Abhängigkeit und Engpässe
Seltene Erden als Achillesferse der heimischen Industrie

| Tobias Seifried 
| 13.08.2025

Ob E-Mobilität, Windkraft oder Hightech-Elektronik – die Herstellung vieler Schlüsselkomponenten ist ohne diese Rohstoffe nicht möglich. Österreich zählt bezüglich Abhängigkeit und Engpässen zu den besonders gefährdeten Industrieländern.

Die Abhängigkeit von China bei seltenen Erden und deren Verarbeitung entwickelt sich für Europa und Österreich zunehmend zu einem strategischen Risiko. Das zeigt eine neue Studie des Supply Chain Intelligence Institute Austria (ASCII), die bislang übersehene Schwachstellen entlang der gesamten Wertschöpfungskette aufdeckt – insbesondere bei kritischen Zwischenprodukten wie Magneten, die für Zukunftstechnologien unverzichtbar sind.

Ob E-Mobilität, Windkraft oder Hightech-Elektronik – die Herstellung vieler Schlüsselkomponenten ist ohne seltene Erden und deren Weiterverarbeitung nicht möglich.
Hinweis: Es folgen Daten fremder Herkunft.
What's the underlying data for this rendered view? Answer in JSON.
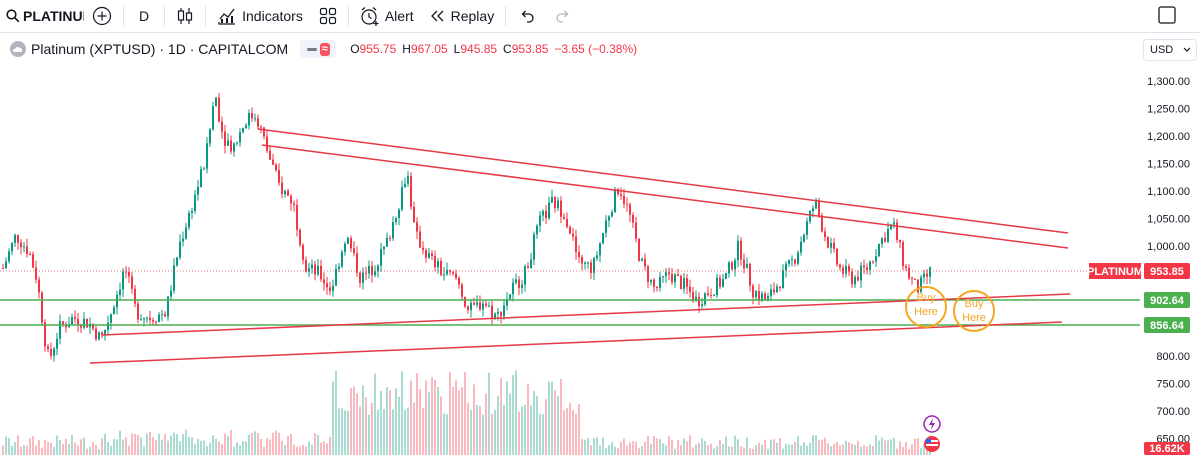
{
  "toolbar": {
    "symbol": "PLATINUM",
    "interval": "D",
    "indicators_label": "Indicators",
    "alert_label": "Alert",
    "replay_label": "Replay"
  },
  "legend": {
    "title": "Platinum (XPTUSD) · 1D · CAPITALCOM",
    "approx_glyph": "≈",
    "open_key": "O",
    "open": "955.75",
    "high_key": "H",
    "high": "967.05",
    "low_key": "L",
    "low": "945.85",
    "close_key": "C",
    "close": "953.85",
    "change": "−3.65 (−0.38%)"
  },
  "currency": "USD",
  "price_axis": {
    "ticks": [
      "1,300.00",
      "1,250.00",
      "1,200.00",
      "1,150.00",
      "1,100.00",
      "1,050.00",
      "1,000.00",
      "800.00",
      "750.00",
      "700.00",
      "650.00"
    ],
    "tick_values": [
      1300,
      1250,
      1200,
      1150,
      1100,
      1050,
      1000,
      800,
      750,
      700,
      650
    ],
    "current_label": "PLATINUM",
    "current_value": "953.85",
    "level_1": "902.64",
    "level_2": "856.64",
    "volume_label": "16.62K"
  },
  "chart_data": {
    "type": "candlestick",
    "symbol": "XPTUSD",
    "timeframe": "1D",
    "last_close": 953.85,
    "support_levels": [
      902.64,
      856.64
    ],
    "annotations": [
      "Buy Here",
      "Buy Here"
    ],
    "trendlines": {
      "upper_channel": [
        [
          1220,
          1020
        ],
        [
          1180,
          1000
        ]
      ],
      "lower_channel": [
        [
          845,
          905
        ],
        [
          790,
          860
        ]
      ]
    },
    "series_color_up": "#089981",
    "series_color_down": "#f23645",
    "volume_visible": true
  },
  "annotations": {
    "buy_1_line1": "Buy",
    "buy_1_line2": "Here",
    "buy_2_line1": "Buy",
    "buy_2_line2": "Here"
  },
  "colors": {
    "up": "#089981",
    "down": "#f23645",
    "trendline": "#e63946",
    "support": "#4caf50",
    "annotation": "#f5a623"
  }
}
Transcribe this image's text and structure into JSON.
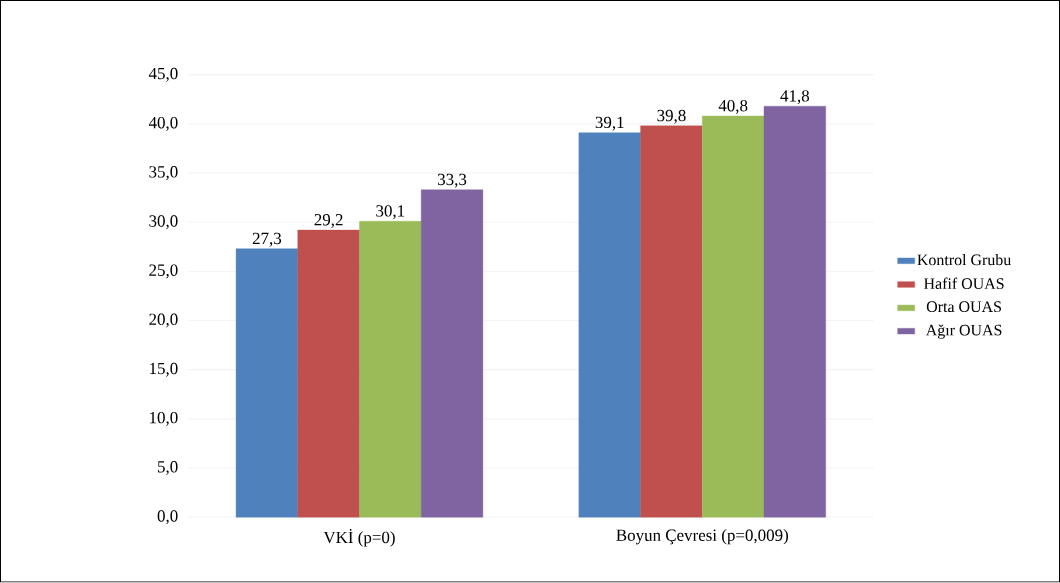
{
  "chart_data": {
    "type": "bar",
    "categories": [
      "VKİ (p=0)",
      "Boyun Çevresi (p=0,009)"
    ],
    "series": [
      {
        "name": "Kontrol Grubu",
        "color": "#4f81bd",
        "values": [
          27.3,
          39.1
        ],
        "value_labels": [
          "27,3",
          "39,1"
        ]
      },
      {
        "name": "Hafif OUAS",
        "color": "#c0504d",
        "values": [
          29.2,
          39.8
        ],
        "value_labels": [
          "29,2",
          "39,8"
        ]
      },
      {
        "name": "Orta OUAS",
        "color": "#9bbb59",
        "values": [
          30.1,
          40.8
        ],
        "value_labels": [
          "30,1",
          "40,8"
        ]
      },
      {
        "name": "Ağır OUAS",
        "color": "#8064a2",
        "values": [
          33.3,
          41.8
        ],
        "value_labels": [
          "33,3",
          "41,8"
        ]
      }
    ],
    "ylim": [
      0,
      45
    ],
    "yticks": [
      {
        "value": 0,
        "label": "0,0"
      },
      {
        "value": 5,
        "label": "5,0"
      },
      {
        "value": 10,
        "label": "10,0"
      },
      {
        "value": 15,
        "label": "15,0"
      },
      {
        "value": 20,
        "label": "20,0"
      },
      {
        "value": 25,
        "label": "25,0"
      },
      {
        "value": 30,
        "label": "30,0"
      },
      {
        "value": 35,
        "label": "35,0"
      },
      {
        "value": 40,
        "label": "40,0"
      },
      {
        "value": 45,
        "label": "45,0"
      }
    ],
    "grid": "y",
    "legend": "right"
  }
}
Genau hier liege die größte Verwundbarkeit: China kontrolliert laut Studie 91 Prozent der weltweiten Verarbeitungskapazitäten. "Viele Industrienationen wie Europa und die USA verfügen kaum über eigene Verarbeitungskapazitäten. Schon kleine Störungen in diesen mittleren Produktionsstufen können ganze Lieferketten lahmlegen", erklärt Studienautor und ASCII-Direktor Peter Klimek. Ohne Investitionen in eigene Anlagen, strategische Partnerschaften und diversifizierte Bezugsquellen drohe der Verlust technologischer Souveränität.

Vom Rohstoff zur fertigen Komponente – Engpässe nehmen zu

So zeigt die Analyse von Handelsdaten zu 168 Produktgruppen in 170 Ländern zwischen 2007 und 2023, dass Engpassrisiken weltweit steigen, besonders bei technisch komplexen Vorprodukten wie Magneten, Spezialkeramiken oder Legierungen. Diese werden meist nur von wenigen Produzenten gefertigt und sind schwer ersetzbar. Klimek warnt: "Oft konzentrieren sich Strategien nur auf den Rohstoffzugang. Doch ohne Verarbeitungskapazitäten blockieren strukturelle Schwächen den Aufbau von Exportindustrien in zentralen Zukunftsbereichen."

Österreich unter den besonders gefährdeten Volkswirtschaften

Neben der EU, den USA, Taiwan und Südkorea zählt auch Österreich der Studie zufolge zu den am stärksten gefährdeten Industrieländern. Besonders kritisch seien Seltenerdmagnete, die für die heimische Automobilzulieferindustrie essenziell sind. Markus Gerschberger, stellvertretender ASCII-Direktor, betont: "Österreich bezieht viele kritische Vorprodukte aus wenigen Ländern – oft ohne Alternativen. Das ist ein Warnsignal für die Resilienz unserer Industrie. Wir müssen gezielt in Verarbeitungskapazitäten und internationale Partnerschaften investieren, um wettbewerbsfähig zu bleiben."

Magnet-Wertschöpfungskette fest in chinesischer Hand

Weiters geht aus der Studie hervor, dass China nicht nur Rohstoffe liefere, sondern alle kritischen Stufen der Magnetproduktion beherrsche – vom Abbau bis zur Fertigung. Bei Permanentmagneten, die für E-Autos, Windturbinen und Robotik unverzichtbar sind, kontrolliere das Land 58 Prozent des Rohstoffabbaus und 92 Prozent der Produktion. Für die EU stammen demnach 98 Prozent (!) aller Importe entlang dieser Wertschöpfungskette aus China.

Chinas Dominanz in der Wertschöpfungskette von Permanentmagneten – vom Rohstoffabbau über die Trennung bis hin zur Metallveredelung und Produktion © ASCII

Auch Österreich ist laut ASCII stark exponiert: 2023 importierte es Permanentmagnete im Wert von 46,9 Millionen Euro, davon knapp die Hälfte direkt aus China. Der Rest kam überwiegend aus Ländern, die selbst stark auf chinesische Vorprodukte angewiesen sind. Angesichts des prognostizierten Nachfrageanstiegs – von 5.000 Tonnen im Jahr 2019 auf bis zu 70.000 Tonnen im Jahr 2030 – warnt Gerschberger abschließend: "Selbst mit neuen Abbauprojekten in Europa wird die Abhängigkeit von China bis 2040 wohl über 85 Prozent bleiben. China ist längst vom Lieferanten zum strategischen Gatekeeper aufgestiegen."